Machiavelli, bangsawan Italia
itu, sebaliknya memiliki gagasan realistis bagaimana menghadapi kehidupan
politik dan sosial, yaitu suatu kehidupan yang menurut dia harus diwarnai
kecurangan. Demikian terus-terangnya Machiavelli dalam mengungkap sifat-sifat
gelap manusia sehingga namanya sampai sekarang sinonim dengan perilaku politik
yang serbalicik, licin dan lihai, yang bisa saja dianggap tidak melanggar
hukum. Yang berbuat salah sengaja mencari celah-celah kelemahan hukum untuk
menyelamatkan dirinya. Inilah yang kita lihat sedang banyak terjadi saat ini di
masyarakat kita.
Tentang kebajikan, Machiavelli
mengatakan, ‘Orang yang ingin membuat kebajikan sebagai profesinya akan
terpaksa menderita dalam segala hal karena dia hidup di antara demikian banyak
orang jahat. Karena itu, kita perlu belajar bagaimana bersikap tidak baik dan
menggunakan serta menerapkan pengetahuan itu sesuai tuntutan situasi.’
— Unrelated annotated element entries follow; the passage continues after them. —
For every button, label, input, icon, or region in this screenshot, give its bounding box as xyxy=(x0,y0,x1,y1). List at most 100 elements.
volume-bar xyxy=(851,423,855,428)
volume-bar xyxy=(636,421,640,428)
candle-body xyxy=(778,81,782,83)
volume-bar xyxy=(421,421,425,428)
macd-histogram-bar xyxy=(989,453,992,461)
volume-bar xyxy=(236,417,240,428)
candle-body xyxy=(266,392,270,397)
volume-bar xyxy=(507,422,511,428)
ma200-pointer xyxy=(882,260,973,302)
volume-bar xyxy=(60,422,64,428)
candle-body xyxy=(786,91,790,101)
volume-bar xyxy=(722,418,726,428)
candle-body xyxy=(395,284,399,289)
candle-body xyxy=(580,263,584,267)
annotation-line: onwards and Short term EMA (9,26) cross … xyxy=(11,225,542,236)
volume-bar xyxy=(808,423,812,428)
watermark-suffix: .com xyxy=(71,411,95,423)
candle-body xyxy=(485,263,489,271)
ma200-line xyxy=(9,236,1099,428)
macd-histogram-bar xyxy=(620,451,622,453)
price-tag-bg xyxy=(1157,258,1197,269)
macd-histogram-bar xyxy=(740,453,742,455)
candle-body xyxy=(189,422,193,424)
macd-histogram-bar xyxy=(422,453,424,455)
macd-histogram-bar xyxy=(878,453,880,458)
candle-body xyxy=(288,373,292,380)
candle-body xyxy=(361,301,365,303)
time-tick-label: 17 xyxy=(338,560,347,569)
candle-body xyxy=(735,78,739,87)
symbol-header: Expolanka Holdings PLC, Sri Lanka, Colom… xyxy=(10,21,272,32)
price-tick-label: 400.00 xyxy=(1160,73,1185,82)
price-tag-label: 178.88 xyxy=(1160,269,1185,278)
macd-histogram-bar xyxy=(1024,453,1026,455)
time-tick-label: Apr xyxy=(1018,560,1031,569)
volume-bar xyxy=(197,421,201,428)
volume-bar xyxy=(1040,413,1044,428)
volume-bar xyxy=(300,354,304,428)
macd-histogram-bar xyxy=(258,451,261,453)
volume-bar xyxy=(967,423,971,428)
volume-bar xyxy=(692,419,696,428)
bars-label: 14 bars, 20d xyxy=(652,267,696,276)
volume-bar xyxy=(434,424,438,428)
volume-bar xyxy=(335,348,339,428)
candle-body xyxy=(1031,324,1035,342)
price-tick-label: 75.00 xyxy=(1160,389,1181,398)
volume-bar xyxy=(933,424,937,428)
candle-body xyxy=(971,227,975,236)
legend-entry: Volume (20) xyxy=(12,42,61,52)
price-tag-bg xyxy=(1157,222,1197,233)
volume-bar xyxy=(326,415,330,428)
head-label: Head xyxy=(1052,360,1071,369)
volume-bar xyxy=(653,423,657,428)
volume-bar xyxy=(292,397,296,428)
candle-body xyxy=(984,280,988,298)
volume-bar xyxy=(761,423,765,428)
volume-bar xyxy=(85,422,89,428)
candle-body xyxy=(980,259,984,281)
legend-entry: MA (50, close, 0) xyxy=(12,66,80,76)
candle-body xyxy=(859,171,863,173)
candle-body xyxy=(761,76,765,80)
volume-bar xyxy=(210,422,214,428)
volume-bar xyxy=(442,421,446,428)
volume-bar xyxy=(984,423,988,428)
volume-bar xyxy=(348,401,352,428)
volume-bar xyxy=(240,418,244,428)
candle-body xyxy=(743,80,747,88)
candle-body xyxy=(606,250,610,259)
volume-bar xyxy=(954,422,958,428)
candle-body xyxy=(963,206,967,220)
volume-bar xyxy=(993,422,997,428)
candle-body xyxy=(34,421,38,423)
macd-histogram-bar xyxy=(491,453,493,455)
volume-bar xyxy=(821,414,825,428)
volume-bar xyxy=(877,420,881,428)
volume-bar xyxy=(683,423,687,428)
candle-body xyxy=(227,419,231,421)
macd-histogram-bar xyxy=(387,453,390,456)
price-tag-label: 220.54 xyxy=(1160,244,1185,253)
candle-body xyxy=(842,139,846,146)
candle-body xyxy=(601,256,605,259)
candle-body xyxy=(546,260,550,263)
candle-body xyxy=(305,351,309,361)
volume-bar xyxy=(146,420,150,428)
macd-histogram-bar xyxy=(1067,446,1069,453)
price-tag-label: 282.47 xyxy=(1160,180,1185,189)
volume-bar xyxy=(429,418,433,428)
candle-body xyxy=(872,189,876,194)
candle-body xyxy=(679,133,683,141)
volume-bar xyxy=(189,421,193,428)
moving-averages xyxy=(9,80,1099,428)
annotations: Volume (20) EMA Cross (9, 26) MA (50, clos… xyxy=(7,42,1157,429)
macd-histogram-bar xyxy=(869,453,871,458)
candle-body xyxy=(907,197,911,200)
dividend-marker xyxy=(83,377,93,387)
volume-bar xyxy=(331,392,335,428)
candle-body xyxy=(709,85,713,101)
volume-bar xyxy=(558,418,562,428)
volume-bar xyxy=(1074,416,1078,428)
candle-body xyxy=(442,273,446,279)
Tentang ‘kekayaan’, Machiavelli
berkata, ‘Saya yakin kita lebih baik nekat daripada hatihati, karena kekayaan
seperti perempuan, memang perlu ditaklukkan dengan kekerasan.’ Pikiran seperti
itu yang barangkali menjadi obsesi mereka yang korupsi sekarang ini.
Untuk menyoroti panggung
percaturan politik kita, sepertinya banyak yang beranggapan seperti
Machiavelli, the end justifies the means.
Pendek kata, yang penting hasil akhirnya, bukan caranya. Fakta itu mencemaskan
karena sikap utopis para pemimpin yang diidealkan mungkin hanya berupa mimpi.